Il s'éloigne un temps des médias et lance deux start-up : « PicStore » qui permet d'imprimer les photos publiées sur les réseaux sociaux, et « Hello surf

 

 », une plateforme de cours de paddle et de surf, sa passion. Cette dernière est aujourd'hui gérée par un professeur de surf. La première a été revendue au bout d'un an et demi, ce qui lui offre une « petite rente » pour financer 66kif.

 

 

D'abord très actif pour commenter la politique tunisienne sur les réseaux sociaux, Yassine Redissi, qui gagne sa vie en faisant du consulting, cherche un autre engagement. « J'étais fatigué de critiquer. Il y a plein de gens, comme Lotfi Hammadi , qui font ça très bien. On a eu une première année, en 2011, d'euphorie, puis on a régressé sur les questions identitaires, l'Islam. J'ai vécu une grave désillusion. J'avais envie de parler d'autre chose, d'être plus positif », explique le fils de Hamadi Redissi, politologue et opposant à Ben Ali. D'où 66kif dont le but est de « vendre du rêve » et « défendre la Tunisie ».

 


Mais celui qui a toujours rêvé de faire du cinéma ne s'arrête pas là. Déjà auteur d'un moyen métrage avec Amel Guellaty, "Nés au printemps", il écrit actuellement deux courtes fictions. Depuis deux ans, il travaille surtout sur un documentaire « qui me tient énormément à cœur » concernant l'auteur-compositeur-interprète Henri Tibi.

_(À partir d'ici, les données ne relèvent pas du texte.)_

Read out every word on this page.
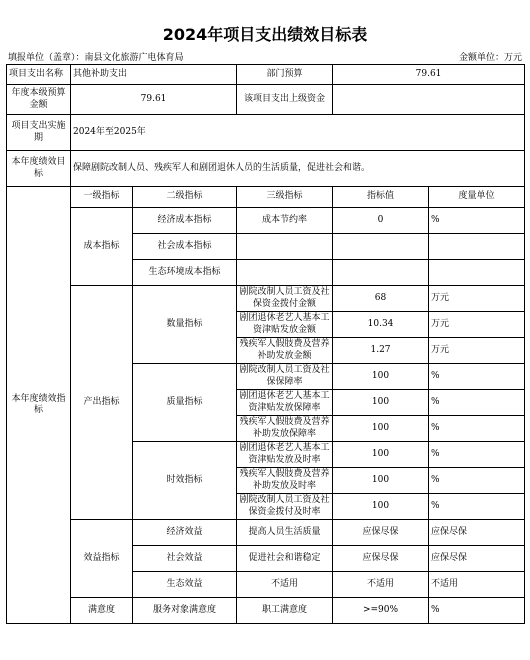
2024年项目支出绩效目标表
填报单位（盖章）：南县文化旅游广电体育局	金额单位：万元
项目支出名称	其他补助支出		部门预算	79.61	
年度本级预算金额	79.61		该项目支出上级资金		
项目支出实施期	2024年至2025年				
本年度绩效目标	保障剧院改制人员、残疾军人和剧团退休人员的生活质量，促进社会和谐。				
本年度绩效指标	一级指标	二级指标	三级指标	指标值	度量单位
	成本指标	经济成本指标	成本节约率	0	%
		社会成本指标			
		生态环境成本指标			
	产出指标	数量指标	剧院改制人员工资及社保资金拨付金额	68	万元
			剧团退休老艺人基本工资津贴发放金额	10.34	万元
			残疾军人假肢费及营养补助发放金额	1.27	万元
		质量指标	剧院改制人员工资及社保保障率	100	%
			剧团退休老艺人基本工资津贴发放保障率	100	%
			残疾军人假肢费及营养补助发放保障率	100	%
		时效指标	剧团退休老艺人基本工资津贴发放及时率	100	%
			残疾军人假肢费及营养补助发放及时率	100	%
			剧院改制人员工资及社保资金拨付及时率	100	%
	效益指标	经济效益	提高人员生活质量	应保尽保	应保尽保
		社会效益	促进社会和谐稳定	应保尽保	应保尽保
		生态效益	不适用	不适用	不适用
	满意度	服务对象满意度	职工满意度	>=90%	%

Après un court succès, au milieu du XXème siècle, ce juif tunisien qui a si bien chanté son pays natal, a été rapidement oublié. A Besançon où il est mort, le Franco-Tunisien avait acquis une petite réputation en chantant dans la rue une de ses chansons phare, la Goulette
. Yassine Redissi, qui l'a découvert par hasard dans un livre, souhaite terminer ce long métrage cette année : « Je ne pourrais pas avancer tant que je n'aurais pas terminé. C'est un sujet qui m'anime et m'obsède » indique le jeune homme. Encore une fois, il s'agit de mettre en lumière cette Tunisie oubliée.